La subvention de fonctionnement de l’Etat à la BnF pour 2012 s’élève à 184M€ et est donc en baisse de 0,7%, soit 1,2M€ par rapport à 2011. Les programmes de numérisation sont financés par une subvention du Centre national du Livre (CNL) et par le budget propre de la BnF ; cette enveloppe annuelle est d’environ 7M€ depuis 2007. Ce qui est notoirement insuffisant. Mais pire, l’Etat n’a jamais donné un centime pour les programmes de numérisation des collections sur ses crédits d’investissements. Pourtant, le contrat de performance stipule bien que la numérisation est un axe prioritaire de l’établissement afin que celui-ci devienne une « bibliothèque numérique de référence ».

Sur le plan politique, par le biais de la création de cette filiale, c’est bien un désengagement profond que l’Etat opère de manière brutale et irresponsable en confiant, notamment des pans entiers de missions de la BnF, à des entreprises privées via une filiale. A terme, le risque est bien de voir la filiale voler de ses « propres ailes » et de récupérer l’ensemble des fonds numérisés, ainsi que leur exploitation commerciale. Dans ce contexte, et à titre d’exemple, Gallica, l’actuelle bibliothèque numérique de la BnF, en consultation gratuite n’est-elle pas condamnée à dépérir ?
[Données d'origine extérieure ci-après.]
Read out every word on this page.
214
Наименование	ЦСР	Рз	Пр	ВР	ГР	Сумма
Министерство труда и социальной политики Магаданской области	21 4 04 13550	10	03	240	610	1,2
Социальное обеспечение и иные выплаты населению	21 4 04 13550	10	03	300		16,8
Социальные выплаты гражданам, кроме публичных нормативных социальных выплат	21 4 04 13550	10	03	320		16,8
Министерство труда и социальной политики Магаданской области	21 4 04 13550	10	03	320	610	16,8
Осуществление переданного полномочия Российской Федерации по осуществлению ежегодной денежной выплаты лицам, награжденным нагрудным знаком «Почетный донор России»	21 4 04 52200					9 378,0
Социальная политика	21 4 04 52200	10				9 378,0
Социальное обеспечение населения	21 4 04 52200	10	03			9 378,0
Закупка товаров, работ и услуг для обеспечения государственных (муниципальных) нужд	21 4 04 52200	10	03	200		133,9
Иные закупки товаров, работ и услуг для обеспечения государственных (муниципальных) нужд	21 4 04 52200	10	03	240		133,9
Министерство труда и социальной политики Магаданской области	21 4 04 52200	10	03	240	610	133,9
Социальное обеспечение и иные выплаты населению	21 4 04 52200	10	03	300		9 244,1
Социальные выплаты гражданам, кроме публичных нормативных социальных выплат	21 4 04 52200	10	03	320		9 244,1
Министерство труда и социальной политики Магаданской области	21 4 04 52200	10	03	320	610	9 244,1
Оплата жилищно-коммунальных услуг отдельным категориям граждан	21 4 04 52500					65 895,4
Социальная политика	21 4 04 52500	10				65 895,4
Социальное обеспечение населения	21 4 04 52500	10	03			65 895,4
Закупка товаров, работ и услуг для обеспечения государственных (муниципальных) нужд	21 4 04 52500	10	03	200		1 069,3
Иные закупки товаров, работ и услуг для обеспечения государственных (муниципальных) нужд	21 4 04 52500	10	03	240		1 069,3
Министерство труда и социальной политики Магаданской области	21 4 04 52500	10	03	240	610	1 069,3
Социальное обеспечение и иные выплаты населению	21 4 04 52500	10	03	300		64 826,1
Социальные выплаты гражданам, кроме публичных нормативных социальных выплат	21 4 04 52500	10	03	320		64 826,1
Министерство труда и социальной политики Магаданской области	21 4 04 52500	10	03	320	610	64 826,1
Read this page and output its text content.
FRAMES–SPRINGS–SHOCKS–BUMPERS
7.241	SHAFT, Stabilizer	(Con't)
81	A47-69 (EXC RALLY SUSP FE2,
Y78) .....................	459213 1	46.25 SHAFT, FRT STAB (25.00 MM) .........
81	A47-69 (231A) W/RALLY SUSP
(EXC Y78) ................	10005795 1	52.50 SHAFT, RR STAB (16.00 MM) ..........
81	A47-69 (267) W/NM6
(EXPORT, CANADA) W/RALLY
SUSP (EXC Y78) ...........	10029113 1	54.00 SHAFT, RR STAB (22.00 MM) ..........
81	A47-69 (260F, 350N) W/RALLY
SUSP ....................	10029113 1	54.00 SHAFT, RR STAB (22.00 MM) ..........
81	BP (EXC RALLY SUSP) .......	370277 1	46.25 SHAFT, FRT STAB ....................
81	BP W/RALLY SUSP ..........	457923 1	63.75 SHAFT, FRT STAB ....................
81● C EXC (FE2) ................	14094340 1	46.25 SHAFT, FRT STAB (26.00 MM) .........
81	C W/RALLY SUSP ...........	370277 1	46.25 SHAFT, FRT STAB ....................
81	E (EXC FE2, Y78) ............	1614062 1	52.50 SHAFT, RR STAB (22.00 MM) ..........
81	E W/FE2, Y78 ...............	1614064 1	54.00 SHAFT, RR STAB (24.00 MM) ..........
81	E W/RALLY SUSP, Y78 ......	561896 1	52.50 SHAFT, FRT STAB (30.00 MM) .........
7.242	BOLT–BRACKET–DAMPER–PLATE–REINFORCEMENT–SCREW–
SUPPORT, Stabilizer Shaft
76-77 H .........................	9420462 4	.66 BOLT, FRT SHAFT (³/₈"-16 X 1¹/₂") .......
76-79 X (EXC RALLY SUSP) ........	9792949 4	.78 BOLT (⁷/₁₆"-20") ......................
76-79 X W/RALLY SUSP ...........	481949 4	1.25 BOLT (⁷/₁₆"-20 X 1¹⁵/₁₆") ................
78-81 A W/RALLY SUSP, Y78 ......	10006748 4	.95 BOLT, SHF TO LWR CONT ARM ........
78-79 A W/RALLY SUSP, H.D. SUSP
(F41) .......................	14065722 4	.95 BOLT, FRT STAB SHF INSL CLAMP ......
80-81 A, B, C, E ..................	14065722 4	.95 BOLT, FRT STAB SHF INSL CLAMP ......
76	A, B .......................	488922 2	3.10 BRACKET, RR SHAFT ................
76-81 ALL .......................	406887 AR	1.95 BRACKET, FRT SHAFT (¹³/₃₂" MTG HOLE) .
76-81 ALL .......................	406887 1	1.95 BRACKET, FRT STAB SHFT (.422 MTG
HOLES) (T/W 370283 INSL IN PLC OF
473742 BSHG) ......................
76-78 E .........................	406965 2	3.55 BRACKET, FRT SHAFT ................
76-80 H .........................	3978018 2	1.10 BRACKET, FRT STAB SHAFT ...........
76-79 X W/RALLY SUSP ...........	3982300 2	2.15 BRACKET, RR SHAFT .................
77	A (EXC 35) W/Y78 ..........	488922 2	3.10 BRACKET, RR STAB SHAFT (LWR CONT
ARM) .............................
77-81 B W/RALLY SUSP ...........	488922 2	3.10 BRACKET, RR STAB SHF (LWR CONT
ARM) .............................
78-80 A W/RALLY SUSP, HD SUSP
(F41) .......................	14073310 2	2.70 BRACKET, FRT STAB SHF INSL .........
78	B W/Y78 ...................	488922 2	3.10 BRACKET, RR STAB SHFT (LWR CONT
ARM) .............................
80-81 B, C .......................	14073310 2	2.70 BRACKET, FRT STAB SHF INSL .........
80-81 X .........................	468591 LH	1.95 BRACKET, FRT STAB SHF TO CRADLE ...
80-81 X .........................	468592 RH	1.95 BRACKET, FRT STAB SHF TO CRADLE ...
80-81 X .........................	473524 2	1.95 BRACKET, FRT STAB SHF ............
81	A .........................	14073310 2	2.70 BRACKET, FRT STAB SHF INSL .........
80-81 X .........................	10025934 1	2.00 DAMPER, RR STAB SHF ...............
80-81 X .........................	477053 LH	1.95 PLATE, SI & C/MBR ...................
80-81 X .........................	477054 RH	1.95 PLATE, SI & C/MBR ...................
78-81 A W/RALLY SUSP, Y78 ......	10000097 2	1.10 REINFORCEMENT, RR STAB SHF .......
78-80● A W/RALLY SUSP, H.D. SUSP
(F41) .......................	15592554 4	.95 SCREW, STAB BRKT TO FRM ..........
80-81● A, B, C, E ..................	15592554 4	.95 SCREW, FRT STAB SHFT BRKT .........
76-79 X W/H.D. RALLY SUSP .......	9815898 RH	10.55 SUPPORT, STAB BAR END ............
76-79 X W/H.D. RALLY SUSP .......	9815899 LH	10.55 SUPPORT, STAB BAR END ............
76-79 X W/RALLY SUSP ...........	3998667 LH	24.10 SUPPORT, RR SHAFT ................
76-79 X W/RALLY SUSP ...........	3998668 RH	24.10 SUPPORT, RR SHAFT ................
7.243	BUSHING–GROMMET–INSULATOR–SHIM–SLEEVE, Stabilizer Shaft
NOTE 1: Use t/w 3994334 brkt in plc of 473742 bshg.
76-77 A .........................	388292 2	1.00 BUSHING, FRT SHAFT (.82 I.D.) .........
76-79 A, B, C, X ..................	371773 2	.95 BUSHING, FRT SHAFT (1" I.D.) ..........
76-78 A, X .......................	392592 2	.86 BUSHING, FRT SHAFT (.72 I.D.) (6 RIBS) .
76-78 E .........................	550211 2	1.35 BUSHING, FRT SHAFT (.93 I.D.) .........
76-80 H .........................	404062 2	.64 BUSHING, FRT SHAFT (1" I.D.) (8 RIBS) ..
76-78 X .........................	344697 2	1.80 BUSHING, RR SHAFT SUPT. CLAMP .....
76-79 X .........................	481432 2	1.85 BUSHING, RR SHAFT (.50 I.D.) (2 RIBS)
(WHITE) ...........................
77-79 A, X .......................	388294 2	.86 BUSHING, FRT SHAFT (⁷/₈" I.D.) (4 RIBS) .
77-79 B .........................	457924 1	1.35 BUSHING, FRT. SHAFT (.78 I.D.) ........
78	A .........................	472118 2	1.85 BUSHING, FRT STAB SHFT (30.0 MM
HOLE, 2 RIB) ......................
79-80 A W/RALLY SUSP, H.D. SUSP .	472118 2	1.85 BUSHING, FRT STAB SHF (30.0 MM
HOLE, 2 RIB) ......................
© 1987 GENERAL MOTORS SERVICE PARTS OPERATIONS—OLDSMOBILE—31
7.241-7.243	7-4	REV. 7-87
Cette question pourtant essentielle du service public culturel et d’un établissement comme la BnF n’a fait l’objet d’aucun débat de fond, ni sur la place publique, ni au Parlement, ni au sein de l’établissement.

De plus, ce projet de filiale modifierait profondément l’organisation des missions et du travail des services de la BnF, notamment pour « garantir la mise à disposition des ouvrages et des métadonnées ». Or, ni le comité d’hygiène et sécurité et des conditions de travail, dont ce sont les compétences nouvelles, ni le comité technique de la BNF n’ont été consultés.

C’est pourquoi, la CGT demande au président de la BnF de retirer ce point à l’ordre du jour du Conseil d’administration du 8 décembre et d’engager sans plus tarder un véritable dialogue avec l’ensemble des acteurs concernés, à commencer par les personnels, les usagers et la communauté scientifique.